Eine
 Mutter schrieb mir in einem Brief, dass sie sich über meine Bücher 
gefreut habe und nun versuche, so mit ihren Kindern zu leben. Und dann 
fragte sie nach der Umsetzung, und wie lange es wohl dauert. Die
 Umsetzung sei eine große Herausforderung. Tja - wie lässt sich die 
amicative Gedankenwelt in die Praxis umsetzen? Ich habe ihr dann 
freundlich geantwortet, auch gesagt, sie solle sich da keinen Stress 
machen. Und mich an einen Text erinnert, den ich vor einiger Zeit dazu 
geschrieben habe. Hier ist er.
*
»Wie soll ich Amication in die Praxis umsetzen? « Das geht natürlich 
nicht! Nicht so, wie es in dieser Frage aufscheint. Als Anwendung. Als 
etwas, das gekonnt sein will. Das man lernen kann. So geht es eben 
nicht!
Wie aber dann? Nun – es passiert einfach. Beiläufig. Ohne Absicht. Als 
Geschenk. Einfach so. Aber: nicht jedem passiert es, und nicht zu jeder 
Zeit und an jedem Ort. Es braucht günstige Umstände. Gute Zeiten. Sonne 
am Himmel. Besser: Sonne im Herzen. Denn mit dem Herzen hat es zu tun. 

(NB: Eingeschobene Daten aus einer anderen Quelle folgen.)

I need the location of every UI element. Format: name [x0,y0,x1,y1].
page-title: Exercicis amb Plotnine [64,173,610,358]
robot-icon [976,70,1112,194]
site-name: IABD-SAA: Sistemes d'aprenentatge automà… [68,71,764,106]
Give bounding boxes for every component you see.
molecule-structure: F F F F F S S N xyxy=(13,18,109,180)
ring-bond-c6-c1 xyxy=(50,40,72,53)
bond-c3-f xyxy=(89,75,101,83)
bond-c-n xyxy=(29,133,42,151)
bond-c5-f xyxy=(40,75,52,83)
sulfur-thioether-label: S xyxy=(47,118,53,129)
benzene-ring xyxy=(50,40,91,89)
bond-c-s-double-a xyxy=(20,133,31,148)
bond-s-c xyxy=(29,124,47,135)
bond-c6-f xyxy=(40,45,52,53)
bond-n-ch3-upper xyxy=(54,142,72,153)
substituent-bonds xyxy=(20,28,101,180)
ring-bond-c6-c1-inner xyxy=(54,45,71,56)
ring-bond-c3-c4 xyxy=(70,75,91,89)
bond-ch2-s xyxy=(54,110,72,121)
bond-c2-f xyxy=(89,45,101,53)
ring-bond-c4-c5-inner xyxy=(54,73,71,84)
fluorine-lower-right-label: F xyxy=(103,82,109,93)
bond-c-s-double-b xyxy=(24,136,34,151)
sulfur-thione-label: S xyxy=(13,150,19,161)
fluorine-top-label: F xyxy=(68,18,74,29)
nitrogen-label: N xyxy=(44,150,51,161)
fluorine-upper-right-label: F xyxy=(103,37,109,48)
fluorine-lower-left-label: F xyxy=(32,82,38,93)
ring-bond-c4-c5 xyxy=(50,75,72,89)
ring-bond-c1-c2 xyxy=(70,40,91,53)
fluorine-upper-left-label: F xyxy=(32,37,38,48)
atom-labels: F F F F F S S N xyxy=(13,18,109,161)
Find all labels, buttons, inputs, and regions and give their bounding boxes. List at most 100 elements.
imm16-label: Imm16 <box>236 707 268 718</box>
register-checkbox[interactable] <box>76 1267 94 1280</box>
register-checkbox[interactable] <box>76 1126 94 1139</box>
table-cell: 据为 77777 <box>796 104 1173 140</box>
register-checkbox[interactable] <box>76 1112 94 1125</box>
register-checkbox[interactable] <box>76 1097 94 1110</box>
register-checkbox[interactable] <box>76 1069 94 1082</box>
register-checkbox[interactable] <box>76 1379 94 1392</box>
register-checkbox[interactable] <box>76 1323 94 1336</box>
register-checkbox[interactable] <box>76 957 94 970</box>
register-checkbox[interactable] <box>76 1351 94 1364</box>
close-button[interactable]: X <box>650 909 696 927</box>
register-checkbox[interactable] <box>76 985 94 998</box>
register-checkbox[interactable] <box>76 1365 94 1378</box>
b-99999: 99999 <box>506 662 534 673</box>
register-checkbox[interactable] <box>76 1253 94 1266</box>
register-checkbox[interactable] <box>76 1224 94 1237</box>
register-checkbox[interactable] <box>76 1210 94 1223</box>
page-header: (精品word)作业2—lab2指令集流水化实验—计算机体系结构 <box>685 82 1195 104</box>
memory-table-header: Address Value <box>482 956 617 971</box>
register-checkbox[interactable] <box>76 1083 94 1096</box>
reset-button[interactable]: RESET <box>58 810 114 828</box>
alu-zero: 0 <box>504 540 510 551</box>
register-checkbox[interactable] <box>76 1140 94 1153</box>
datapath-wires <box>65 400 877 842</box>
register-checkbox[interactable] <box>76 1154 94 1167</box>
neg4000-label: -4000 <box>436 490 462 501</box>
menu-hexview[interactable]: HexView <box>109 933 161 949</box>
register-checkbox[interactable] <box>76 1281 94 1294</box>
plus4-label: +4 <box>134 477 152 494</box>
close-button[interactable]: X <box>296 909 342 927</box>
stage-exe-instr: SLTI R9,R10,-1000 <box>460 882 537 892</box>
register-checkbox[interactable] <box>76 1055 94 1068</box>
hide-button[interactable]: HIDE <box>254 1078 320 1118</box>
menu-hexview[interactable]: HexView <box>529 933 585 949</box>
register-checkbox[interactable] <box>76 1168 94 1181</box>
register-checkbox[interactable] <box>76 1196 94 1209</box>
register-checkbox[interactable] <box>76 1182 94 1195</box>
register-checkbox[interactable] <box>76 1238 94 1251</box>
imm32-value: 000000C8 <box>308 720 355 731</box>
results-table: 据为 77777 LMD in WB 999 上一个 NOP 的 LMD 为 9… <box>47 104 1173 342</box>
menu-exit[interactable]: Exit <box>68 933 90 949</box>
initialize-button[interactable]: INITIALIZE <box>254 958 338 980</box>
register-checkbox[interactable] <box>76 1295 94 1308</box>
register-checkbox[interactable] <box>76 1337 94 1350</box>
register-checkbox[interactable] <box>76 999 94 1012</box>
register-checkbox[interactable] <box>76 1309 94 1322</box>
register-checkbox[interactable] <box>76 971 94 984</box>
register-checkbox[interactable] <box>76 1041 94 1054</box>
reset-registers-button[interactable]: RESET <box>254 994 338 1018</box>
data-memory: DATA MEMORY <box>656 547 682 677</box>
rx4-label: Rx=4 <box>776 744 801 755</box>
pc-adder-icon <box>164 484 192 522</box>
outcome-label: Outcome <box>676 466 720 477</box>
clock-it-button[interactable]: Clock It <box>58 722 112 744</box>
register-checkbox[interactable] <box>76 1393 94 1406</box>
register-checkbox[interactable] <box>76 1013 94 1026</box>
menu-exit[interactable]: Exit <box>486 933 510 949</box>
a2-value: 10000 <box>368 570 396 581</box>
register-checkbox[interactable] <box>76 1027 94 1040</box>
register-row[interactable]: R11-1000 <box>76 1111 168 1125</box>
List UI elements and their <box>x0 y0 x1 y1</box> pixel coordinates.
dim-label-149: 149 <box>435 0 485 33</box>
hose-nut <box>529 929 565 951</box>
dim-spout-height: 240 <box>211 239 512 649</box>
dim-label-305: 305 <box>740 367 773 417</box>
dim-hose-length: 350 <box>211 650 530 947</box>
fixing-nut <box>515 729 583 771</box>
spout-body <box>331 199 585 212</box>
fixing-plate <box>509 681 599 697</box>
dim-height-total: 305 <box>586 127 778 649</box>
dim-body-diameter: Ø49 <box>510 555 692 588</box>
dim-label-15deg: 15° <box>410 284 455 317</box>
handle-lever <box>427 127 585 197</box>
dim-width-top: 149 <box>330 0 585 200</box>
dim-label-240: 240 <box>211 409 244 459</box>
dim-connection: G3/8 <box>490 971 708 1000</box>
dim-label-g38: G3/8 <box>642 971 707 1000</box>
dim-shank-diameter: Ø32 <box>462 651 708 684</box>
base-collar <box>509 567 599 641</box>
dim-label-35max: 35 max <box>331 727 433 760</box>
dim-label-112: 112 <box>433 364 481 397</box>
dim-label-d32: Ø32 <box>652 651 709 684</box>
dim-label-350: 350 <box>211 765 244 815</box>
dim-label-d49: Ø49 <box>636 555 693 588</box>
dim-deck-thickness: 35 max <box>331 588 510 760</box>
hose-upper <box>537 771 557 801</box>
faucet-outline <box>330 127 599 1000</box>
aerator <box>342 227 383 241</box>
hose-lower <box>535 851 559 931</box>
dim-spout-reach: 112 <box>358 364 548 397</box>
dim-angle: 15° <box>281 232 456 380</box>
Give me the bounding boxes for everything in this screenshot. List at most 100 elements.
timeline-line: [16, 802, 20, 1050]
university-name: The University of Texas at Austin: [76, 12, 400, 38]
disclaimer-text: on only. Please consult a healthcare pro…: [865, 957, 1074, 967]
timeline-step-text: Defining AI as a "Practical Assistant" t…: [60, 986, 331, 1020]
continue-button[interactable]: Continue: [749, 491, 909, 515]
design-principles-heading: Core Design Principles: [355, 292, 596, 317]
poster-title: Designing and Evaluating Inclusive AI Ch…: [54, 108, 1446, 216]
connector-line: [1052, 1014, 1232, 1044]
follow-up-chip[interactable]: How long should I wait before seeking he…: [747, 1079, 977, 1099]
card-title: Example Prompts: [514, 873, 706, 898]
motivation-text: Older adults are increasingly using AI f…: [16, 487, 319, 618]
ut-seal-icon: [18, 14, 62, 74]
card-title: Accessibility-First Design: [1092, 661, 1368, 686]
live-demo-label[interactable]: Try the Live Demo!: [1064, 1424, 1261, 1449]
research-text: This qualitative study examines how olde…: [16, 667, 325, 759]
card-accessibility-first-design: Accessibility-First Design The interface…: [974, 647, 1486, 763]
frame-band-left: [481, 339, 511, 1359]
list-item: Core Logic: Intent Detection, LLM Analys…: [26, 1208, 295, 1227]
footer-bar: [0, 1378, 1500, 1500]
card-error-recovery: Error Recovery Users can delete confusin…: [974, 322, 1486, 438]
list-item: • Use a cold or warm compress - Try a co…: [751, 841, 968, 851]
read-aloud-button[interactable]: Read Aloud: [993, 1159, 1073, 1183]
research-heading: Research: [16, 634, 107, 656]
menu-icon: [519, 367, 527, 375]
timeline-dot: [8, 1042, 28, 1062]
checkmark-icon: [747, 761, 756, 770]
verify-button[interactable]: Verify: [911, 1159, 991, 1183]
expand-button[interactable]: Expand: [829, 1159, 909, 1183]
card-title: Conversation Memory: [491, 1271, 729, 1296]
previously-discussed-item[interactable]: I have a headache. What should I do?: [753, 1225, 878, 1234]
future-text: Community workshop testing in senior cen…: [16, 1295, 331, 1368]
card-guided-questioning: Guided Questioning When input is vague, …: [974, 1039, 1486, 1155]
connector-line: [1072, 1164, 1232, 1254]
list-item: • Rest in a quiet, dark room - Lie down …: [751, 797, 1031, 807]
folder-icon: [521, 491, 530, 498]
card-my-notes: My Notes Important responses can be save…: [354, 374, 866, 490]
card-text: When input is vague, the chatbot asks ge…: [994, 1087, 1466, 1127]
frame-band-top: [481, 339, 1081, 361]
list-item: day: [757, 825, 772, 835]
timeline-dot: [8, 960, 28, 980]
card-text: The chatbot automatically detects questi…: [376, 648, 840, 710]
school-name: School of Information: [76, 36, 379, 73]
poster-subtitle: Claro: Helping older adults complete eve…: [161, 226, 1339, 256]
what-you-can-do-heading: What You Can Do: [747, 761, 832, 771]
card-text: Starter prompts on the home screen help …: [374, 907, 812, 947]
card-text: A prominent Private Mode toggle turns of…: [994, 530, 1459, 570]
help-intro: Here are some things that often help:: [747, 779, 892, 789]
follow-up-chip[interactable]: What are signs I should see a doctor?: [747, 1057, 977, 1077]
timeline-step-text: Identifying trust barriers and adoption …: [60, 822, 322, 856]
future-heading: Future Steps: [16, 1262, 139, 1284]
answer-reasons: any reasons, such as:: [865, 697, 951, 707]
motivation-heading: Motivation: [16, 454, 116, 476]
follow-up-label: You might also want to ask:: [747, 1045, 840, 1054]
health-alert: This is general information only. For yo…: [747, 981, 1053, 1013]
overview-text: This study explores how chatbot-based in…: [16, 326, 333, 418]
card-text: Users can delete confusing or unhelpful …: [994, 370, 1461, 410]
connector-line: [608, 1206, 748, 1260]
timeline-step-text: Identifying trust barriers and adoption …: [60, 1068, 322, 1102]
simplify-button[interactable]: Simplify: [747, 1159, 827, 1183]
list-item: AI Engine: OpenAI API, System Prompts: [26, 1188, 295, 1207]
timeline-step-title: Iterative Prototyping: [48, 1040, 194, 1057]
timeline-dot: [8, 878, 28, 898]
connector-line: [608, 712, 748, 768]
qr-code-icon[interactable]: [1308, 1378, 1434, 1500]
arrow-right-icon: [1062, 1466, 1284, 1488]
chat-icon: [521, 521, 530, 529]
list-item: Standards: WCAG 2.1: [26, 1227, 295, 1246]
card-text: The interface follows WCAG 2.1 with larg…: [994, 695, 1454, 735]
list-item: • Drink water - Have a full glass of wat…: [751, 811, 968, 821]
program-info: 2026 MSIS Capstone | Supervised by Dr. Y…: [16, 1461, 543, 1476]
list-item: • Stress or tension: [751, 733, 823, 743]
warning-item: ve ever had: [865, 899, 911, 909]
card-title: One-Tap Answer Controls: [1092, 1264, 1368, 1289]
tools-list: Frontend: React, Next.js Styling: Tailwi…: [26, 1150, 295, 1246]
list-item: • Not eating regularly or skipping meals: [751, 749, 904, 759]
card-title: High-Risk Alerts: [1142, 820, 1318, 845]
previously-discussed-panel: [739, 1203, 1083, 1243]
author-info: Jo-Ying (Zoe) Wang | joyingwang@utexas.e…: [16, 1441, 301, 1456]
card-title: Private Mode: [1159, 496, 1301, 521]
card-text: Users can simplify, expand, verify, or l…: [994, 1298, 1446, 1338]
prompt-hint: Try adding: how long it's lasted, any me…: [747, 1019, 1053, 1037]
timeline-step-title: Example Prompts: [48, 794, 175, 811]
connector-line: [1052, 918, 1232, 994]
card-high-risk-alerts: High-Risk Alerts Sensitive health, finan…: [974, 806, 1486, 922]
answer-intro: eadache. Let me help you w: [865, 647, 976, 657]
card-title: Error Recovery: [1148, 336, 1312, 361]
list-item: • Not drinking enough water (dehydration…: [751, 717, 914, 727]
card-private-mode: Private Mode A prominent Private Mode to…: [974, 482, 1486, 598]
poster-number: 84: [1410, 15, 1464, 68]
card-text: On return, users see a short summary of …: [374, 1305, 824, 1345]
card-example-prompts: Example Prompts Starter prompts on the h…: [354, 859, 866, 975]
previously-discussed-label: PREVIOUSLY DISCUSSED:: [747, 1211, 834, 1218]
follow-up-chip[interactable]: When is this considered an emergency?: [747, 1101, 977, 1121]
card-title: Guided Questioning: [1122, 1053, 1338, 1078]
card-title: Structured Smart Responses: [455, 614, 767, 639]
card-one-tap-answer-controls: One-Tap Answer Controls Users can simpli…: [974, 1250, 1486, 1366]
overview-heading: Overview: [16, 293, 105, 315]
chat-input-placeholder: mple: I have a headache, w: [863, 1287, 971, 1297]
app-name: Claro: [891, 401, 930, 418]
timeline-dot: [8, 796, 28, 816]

Amication ist ja auch eine Herzenssache. Und die kommt gleich nach der 
Verstandessache. Oder vorher. Mit dem Verstand könnt Ihr herausfinden, 
welche Gipfel der Erkenntnis überhaupt in Frage kommen. Welche Gipfel 
der Ethik und Moral, der Philosophie und der Lebensfreude Ihr denn 
überhaupt als die eigenen ansehen möchtet. Und welche Ihr dann besteigen
 wollt, die Gipfel, auf denen Ihr zu Hause seid, im Nachdenken, mit dem 
Verstand, mit der intellektuellen Identität. 
»Zu mir gehört Amication«. So ein Satz ist eine klare Kopfposition. Und 
gleich danach und eigentlich ja davor kommt das Herz: »Das fühle ich, 
diese amicativen Matterhörner und Wasserfälle, Kuhglocken und 
Schneereste, Murmeltiere und Alpensegler, Enziane und Berghütten. Das 
alles fühle ich eben – die amicativen Sonnenstrahlen wärmen mein Herz, 
erfüllen mich und machen mich froh. Wenn Ihr das fühlt (wenn Ihr das 
fühlt), dann ist der Rest – der ganze Rest: die so genannte Umsetzung – 
eine Naturgewalt, die sich eben einfach ereignet. Die nicht inszeniert 
werden kann, sondern die sich ergibt. Als Ausdruck dieses amicativ 
schlagenden Herzens, dieses Gefühls: »So – genau so ist es für mich 
richtig. Alles – die Amication rauf und runter, alle zwölf Punkte der 
Grundlagen und zigtausend amicative Dinge mehr.« 
»Das sagt mir was, die Amciation. Das ist mein Zuhause. Darin lebe ich. 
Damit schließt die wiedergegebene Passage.